Ein wichtiger Grund für diese Zusammenarbeit war die Marketingstrategie von Sega, das Master System in Japan bekannter zu machen. Sega hatte zudem das Design der Laserwaffen im Anime entworfen – ein cleverer Schachzug, um Merchandising und Spielentwicklung zu verbinden. Akai Koudan Zillion ist ein Action-Adventure mit einer offenen Levelstruktur, das stark von Metroid (1986) inspiriert wurde. Der Spieler übernimmt die Rolle von JJ, einem Agenten der White Knights, der eine feindliche Basis infiltrieren und die Nohza-Bedrohung neutralisieren muss. Das Spiel zeichnet sich durch ein innovatives Gameplay aus: Die weitläufige Basis erfordert, dass der Spieler Karten erstellt und neue Bereiche freischaltet, indem er Zugangscodes findet und Türen entriegelt. Codes müssen in einer bestimmten Reihenfolge eingegeben werden, was strategisches Denken fördert. Neben JJ können später auch die Teammitglieder Apple und Champ befreit werden, die jeweils einzigartige Fähigkeiten besitzen. Die Steuerung ist präzise, und das Spiel bietet eine anspruchsvolle Balance aus Kämpfen, Erkundung und Rätsellösen.

Für das Sega Master System war Akai Koudan Zillionein technisches Meisterwerk. Die Grafik war detailliert und bot eine für die Konsole beeindruckende Farbpalette. Auch die Animationen wurden gelobt – besonders die flüssigen Bewegungen von JJ und den Gegnern. Der Soundtrack, komponiert von Tokuhiko Uwabo, schuf mit seinen futuristischen Klängen eine Atmosphäre, die perfekt zum Sci-Fi-Setting passte. "Ich wollte eine Musik erschaffen, die sowohl Spannung als auch Hoffnung vermittelt" sagte Uwabo in einem Interview mit Famitsu.
Zum Zeitpunkt seiner Veröffentlichung erhielt Akai Koudan Zillion überwiegend positive Kritiken. Die japanische Fachpresse lobte die innovative Spielmechanik und die Nähe zur Anime-Vorlage. In westlichen Märkten wurde das Spiel ebenfalls gut aufgenommen, insbesondere für sein tiefgründiges Gameplay.

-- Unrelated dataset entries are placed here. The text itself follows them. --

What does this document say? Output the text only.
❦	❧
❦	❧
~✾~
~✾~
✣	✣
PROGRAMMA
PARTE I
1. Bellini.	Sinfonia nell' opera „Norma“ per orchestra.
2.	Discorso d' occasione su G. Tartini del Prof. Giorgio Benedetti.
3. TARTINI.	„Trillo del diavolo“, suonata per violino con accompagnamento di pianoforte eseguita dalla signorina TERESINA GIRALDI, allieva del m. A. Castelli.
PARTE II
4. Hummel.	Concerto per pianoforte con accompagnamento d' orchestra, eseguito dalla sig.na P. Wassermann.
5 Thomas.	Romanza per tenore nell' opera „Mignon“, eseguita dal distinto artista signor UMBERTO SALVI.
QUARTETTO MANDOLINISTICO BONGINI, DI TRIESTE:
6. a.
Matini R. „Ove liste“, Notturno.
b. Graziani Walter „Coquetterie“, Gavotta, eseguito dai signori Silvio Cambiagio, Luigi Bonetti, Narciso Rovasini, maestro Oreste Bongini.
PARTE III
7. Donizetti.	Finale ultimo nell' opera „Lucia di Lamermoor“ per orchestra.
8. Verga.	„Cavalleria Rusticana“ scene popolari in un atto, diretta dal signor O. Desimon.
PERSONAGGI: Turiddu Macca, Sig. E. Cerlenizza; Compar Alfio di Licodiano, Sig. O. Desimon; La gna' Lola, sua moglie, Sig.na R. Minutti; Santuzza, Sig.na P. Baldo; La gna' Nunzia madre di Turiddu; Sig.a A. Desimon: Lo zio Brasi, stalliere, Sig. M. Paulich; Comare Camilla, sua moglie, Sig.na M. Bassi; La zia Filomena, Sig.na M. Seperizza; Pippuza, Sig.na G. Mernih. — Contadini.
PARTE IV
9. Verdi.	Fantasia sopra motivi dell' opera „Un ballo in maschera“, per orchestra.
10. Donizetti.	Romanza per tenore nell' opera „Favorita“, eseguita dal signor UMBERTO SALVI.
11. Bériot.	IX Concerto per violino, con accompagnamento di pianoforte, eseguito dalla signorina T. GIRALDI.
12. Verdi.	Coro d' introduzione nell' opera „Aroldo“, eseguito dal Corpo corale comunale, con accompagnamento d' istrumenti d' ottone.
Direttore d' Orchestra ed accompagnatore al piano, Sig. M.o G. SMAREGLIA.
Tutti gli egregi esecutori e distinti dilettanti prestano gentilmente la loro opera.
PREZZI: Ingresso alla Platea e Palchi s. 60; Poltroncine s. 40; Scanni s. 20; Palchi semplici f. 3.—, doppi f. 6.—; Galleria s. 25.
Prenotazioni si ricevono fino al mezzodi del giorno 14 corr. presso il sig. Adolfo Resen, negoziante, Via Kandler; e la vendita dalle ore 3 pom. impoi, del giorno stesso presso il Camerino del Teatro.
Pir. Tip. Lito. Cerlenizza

Die Computer and Video Games-Zeitschrift schrieb: „Zillion ist ein herausragendes Beispiel dafür, wie ein Lizenzspiel nicht nur die Fans der Vorlage begeistert, sondern auch als eigenständiges Spiel funktioniert.“ Obwohl das Spiel in Japan aufgrund der Popularität des Animes ein respektabler Erfolg war, blieben die Verkaufszahlen in den USA und Europa moderat. Dies lag vor allem daran, dass der Anime in diesen Regionen kaum bekannt war. Dennoch etablierte sich Zillion als Kultklassiker und wurde häufig als eines der besten Spiele für das Sega Master System genannt. Die Popularität des Spiels führte zu einem Nachfolger, Zillion II: The Tri-Formation (1988). Dieses Spiel setzte jedoch mehr auf lineare Action und verzichtete auf die Explorationselemente, was zu gemischten Kritiken führte.

Akai Koudan Zillion wurde nie offiziell auf andere Plattformen portiert, blieb aber durch Emulatoren und Retro-Sammlungen erhalten. Es gilt heute als eines der innovativsten Spiele seiner Zeit und ein Vorläufer moderner Metroidvania-Titel. Das Spiel hatte auch einen Einfluss auf Sega selbst: Elemente des Spiels – insbesondere die Kombination aus Erkundung und Rätsellösen – wurden später in Spielen wie Phantasy Star (1987) weiterentwickelt.

Akai Koudan Zillion ist mehr als nur ein Lizenzspiel – es ist ein liebevoll gestaltetes Action-Adventure, das die Grenzen des Sega Master Systems ausreizte. Die Verbindung von Anime und Spiel, gepaart mit innovativem Gameplay, macht es zu einem Meilenstein der 1980er-Jahre-Videospielgeschichte. Noch heute wird es von Retro-Enthusiasten für seine Kreativität und seinen Schwierigkeitsgrad geschätzt.